Desencontro entre corpo e espírito
Marcos Losnak
Especial para a Folha2
Assim como Pedro Juan Gutiérrez, Reinaldo Montero coloca o sexo como componente básico no romance As Afinidades lançado pela Editora Companhia das Letras. Também integrante da nova literatura cubana, Reinaldo Montero, nascido em 1952, segue caminho distinto da trajetória de Gutiérrez.
Inspirado no texto As Afinidades Eletivas, escrito pelo alemão Johann Wolfgang von Goethe em 1809, Montero realiza uma atualização dos conflitos morais e subjetivos que o sexo pode maximizar.
O romance narra a história de dois casais amigos, Néstor e Cristina, Bruno e Magda, que resolvem passar alguns dias de férias numa pousada isolada. O objetivo da viagem é realizarem uma troca de parceiros, ou seja, Néstor dormirá com Magda e Bruno com Cristina. Aquilo que aparentemente seria uma aventura moderna, torna-se um caos no interior de cada participante.
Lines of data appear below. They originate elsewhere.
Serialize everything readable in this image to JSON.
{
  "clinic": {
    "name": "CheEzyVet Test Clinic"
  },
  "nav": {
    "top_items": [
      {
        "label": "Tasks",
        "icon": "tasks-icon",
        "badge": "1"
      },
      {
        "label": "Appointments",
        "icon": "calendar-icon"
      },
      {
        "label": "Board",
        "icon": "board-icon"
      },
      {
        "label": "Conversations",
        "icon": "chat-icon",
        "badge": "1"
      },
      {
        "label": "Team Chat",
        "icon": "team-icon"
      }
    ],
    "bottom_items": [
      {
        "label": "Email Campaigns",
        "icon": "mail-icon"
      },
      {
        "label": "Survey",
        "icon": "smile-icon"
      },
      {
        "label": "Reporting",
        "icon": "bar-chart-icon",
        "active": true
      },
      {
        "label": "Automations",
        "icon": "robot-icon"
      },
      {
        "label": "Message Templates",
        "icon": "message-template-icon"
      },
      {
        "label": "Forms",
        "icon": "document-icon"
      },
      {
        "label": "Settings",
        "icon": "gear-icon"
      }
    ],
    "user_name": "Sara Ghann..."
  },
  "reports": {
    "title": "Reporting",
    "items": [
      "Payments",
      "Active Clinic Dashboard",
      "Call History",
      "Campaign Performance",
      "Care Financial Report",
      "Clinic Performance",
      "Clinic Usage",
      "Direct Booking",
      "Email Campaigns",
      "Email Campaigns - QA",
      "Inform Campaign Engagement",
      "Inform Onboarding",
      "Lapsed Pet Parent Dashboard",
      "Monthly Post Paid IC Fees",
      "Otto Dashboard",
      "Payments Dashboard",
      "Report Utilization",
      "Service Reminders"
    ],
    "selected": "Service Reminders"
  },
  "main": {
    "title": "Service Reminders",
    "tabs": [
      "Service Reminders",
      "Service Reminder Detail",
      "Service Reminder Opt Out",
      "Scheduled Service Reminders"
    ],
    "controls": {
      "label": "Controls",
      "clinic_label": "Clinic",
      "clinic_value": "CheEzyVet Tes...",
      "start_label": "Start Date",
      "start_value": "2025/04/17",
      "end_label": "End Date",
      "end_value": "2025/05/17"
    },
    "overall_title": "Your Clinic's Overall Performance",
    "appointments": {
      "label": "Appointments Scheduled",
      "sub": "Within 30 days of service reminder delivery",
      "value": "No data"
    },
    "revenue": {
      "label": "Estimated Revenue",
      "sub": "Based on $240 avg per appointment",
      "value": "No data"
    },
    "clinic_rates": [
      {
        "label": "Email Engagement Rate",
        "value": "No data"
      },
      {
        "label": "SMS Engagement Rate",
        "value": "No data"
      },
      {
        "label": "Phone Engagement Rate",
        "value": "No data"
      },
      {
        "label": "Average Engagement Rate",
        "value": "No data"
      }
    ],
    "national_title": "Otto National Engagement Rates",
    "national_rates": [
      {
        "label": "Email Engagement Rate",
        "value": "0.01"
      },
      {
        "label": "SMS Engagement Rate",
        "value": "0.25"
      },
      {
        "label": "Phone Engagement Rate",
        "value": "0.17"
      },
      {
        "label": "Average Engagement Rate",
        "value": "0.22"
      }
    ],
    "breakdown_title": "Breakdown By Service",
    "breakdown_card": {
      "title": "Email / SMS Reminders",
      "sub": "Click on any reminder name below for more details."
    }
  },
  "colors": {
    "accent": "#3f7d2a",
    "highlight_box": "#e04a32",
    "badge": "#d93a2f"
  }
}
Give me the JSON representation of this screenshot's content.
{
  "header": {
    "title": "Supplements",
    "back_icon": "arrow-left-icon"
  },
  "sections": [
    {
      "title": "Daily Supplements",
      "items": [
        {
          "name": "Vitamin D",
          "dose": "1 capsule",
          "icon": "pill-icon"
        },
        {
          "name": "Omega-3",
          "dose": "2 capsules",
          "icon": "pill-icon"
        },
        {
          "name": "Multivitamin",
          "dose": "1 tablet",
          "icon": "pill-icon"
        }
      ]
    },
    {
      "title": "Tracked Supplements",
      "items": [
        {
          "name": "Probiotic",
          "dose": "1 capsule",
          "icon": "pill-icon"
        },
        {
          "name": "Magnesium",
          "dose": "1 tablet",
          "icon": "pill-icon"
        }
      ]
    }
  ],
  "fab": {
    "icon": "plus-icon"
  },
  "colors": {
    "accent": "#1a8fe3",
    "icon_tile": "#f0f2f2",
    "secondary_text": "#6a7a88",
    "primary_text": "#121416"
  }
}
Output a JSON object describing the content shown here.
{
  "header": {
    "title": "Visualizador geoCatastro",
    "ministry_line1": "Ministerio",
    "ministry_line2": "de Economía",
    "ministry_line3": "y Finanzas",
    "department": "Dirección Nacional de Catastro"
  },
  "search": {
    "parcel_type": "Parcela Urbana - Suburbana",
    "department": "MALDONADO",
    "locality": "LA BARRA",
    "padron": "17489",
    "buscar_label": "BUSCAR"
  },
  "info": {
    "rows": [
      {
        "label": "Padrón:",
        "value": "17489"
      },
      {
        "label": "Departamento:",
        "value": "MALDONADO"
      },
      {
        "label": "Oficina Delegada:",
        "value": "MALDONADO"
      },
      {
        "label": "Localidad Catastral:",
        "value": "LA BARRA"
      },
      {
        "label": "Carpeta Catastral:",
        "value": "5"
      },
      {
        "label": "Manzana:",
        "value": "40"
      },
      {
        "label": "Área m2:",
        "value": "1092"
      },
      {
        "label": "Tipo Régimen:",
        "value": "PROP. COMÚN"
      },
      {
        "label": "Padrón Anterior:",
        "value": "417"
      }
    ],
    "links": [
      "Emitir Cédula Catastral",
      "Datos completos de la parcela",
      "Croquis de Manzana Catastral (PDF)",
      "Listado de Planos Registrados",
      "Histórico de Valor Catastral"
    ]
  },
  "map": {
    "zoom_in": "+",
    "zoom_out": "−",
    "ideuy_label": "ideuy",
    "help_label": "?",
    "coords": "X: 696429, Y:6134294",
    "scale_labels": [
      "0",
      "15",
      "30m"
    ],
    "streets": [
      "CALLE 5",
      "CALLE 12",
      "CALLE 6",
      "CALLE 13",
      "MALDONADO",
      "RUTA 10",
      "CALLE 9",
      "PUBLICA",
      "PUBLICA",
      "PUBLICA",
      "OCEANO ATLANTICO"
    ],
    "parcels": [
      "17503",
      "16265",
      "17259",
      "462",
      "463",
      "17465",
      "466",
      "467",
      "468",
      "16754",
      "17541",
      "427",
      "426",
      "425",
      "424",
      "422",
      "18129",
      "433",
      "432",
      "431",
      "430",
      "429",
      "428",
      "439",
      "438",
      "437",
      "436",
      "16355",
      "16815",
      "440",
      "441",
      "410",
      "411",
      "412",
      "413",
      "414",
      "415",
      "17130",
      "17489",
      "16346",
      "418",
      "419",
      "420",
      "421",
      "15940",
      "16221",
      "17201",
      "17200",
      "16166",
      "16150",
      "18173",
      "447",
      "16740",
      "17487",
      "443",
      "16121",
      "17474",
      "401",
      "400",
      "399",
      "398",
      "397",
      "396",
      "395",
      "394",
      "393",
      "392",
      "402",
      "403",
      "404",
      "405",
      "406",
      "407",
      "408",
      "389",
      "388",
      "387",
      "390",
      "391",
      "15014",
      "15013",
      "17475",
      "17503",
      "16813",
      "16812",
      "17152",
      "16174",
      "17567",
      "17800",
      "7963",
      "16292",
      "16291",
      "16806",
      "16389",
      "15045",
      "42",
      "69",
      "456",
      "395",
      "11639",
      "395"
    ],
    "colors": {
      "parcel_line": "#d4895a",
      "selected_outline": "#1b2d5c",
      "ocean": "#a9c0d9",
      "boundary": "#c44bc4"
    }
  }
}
Uma turbulenta crise moral, emocional e profissional toma corpo.
Narrando a história através das vozes interiores dos quatro envolvidos, Néstor, Cristina, Bruno e Magda, o autor revela as reflexões, as intimidades, desejos, princípios, inquietações e taras de cada um. Realiza um retrato interior do processo psíquico e libidinoso dos jovens aventureiros num espécie de rito de passagem.
Em As Afinidades, Montero não afirma, sugere de maneira requintada. Desenha, com sutileza, a dicotomia entre a liberação da libido e a arquitetura da mente lógica que a acompanha. As personagens caminham para o entendimento de que aquilo que o corpo solicita em nome do desejo, talvez a mente e o espírito não estejam preparados para viver.
Não há nenhum moralismo em jogo. Há, na realidade, o desencontro entre corpo e mente. E as escolhas onde não há sintonia entre corpo e mente estão fadadas ao conflito.
As Afinidades (Las Afinidades) de Reinaldo Montero, Editora Companhia Letras, tradução de Sérgio Molina, 128 páginas, R$ 18,50.